Device Tiers and SLOs¶
The device tier is the contract a checkpoint promises a device. Fitting the declared tier is a hard gate for release checks, while model quality gates are measured separately.
Param ranges map existing OpenMed size labels and are illustrative pending manifest generation. The gate reads the manifest's real param_count, not the tier word or the exact M-counts below.

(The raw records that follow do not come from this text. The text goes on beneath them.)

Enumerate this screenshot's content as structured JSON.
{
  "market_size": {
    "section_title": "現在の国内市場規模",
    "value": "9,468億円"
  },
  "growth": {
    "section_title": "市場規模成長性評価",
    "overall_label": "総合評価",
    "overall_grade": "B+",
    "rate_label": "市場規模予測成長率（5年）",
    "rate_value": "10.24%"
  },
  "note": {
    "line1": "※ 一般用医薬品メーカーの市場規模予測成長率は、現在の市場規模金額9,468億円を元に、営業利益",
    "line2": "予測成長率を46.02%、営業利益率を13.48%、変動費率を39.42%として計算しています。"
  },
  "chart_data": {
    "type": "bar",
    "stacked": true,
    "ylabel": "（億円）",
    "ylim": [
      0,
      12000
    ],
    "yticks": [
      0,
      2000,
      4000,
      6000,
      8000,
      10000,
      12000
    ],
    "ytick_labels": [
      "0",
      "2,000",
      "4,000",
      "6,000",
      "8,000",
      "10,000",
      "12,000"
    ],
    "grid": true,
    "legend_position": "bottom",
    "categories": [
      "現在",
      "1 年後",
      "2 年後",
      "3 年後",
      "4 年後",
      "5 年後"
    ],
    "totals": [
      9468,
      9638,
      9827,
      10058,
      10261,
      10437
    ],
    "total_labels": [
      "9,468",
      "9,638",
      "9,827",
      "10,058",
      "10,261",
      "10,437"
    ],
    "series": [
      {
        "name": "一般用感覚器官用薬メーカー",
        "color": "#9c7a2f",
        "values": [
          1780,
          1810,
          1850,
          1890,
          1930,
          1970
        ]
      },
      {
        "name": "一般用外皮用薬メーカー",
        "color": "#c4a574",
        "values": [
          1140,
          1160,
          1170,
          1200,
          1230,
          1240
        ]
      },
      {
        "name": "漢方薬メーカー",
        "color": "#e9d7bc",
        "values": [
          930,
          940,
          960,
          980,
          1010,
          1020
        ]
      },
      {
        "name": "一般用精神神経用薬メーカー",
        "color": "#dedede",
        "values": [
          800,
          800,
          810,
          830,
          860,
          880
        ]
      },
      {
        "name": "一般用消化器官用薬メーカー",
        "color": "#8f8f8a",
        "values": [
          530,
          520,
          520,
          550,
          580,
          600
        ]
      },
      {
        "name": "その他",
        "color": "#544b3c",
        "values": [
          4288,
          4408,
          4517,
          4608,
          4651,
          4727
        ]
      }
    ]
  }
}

| Tier | Param range (illustrative) | Existing sizes | Reference device | Target RAM (resident) | Target latency (p50 / p95, ~1 page) | Default format |
|---|---|---|---|---|---|---|
| Tiny (default mobile; incl. distilled Nano floor) | ~10–135M (Nano 10–30M distilled; Small-44M, LiteClinical-66M) | Small/Lite | Phone / tablet (Apple Silicon), embedded | ≤ 350 MB (Nano ≤ 150 MB) | ≤ 60 ms / ≤ 150 ms (Nano ≤ 25 / ≤ 60 ms) | INT8 (MLX-8bit / CoreML) |
| Base (laptop default) | ~135–280M (Base-125/135/184M, TinyMed-135M) | Base | Laptop CPU, modest GPU | ≤ 900 MB | ≤ 150 ms / ≤ 400 ms | INT8 (FP fallback) |
| Large (workstation) | ~430–570M (SuperClinical-434M, ~568M) | Large | Workstation GPU | ≤ 4 GB | ≤ 250 ms / ≤ 800 ms | FP16 (INT8 if recall holds) |
| Accurate / XLarge (server) | ~600M+ / MoE (incl. ~1.4B privacy-filter) | XLarge / MoE | Server GPU | ≤ 8 GB (MoE) | ≤ 400 ms / ≤ 1200 ms | FP16 (INT8 if recall holds) |
Machine-Readable Budgets¶
openmed.eval.tiers.TIERS is the machine-readable SLO source for gate harnesses. It exposes four named rows: Tiny, Base, Large, and Accurate-XLarge. Each row carries:
| Field | Meaning |
|---|---|
ram_mb_max | Maximum resident RAM budget for the tier. |
p50_ms_max | Maximum p50 latency budget for approximately one page. |
p95_ms_max | Maximum p95 latency budget for approximately one page. |
default_format | Default release artifact format for the tier. |
The Large and Accurate-XLarge RAM values are represented as 4096 MB and 8192 MB in code.
Notes¶
- Tier ≠ tier word across families ("Large" = 434M for token-class NER but ~459–568M elsewhere; "Base" = 184M or 220M depending on family). The manifest carries the real
param_count; tier words on cards are descriptive only. - Nano is a distillation target folded into the Tiny tier, not a separate scheme.
- Default selection off the manifest's
tier: Tiny on mobile, Base on laptop, Large/Accurate only when the caller opts in or recall demands it. - The latency/RAM budgets above are the single per-tier SLO source; the §3 engine and §7 gates reference this table, not separate numbers.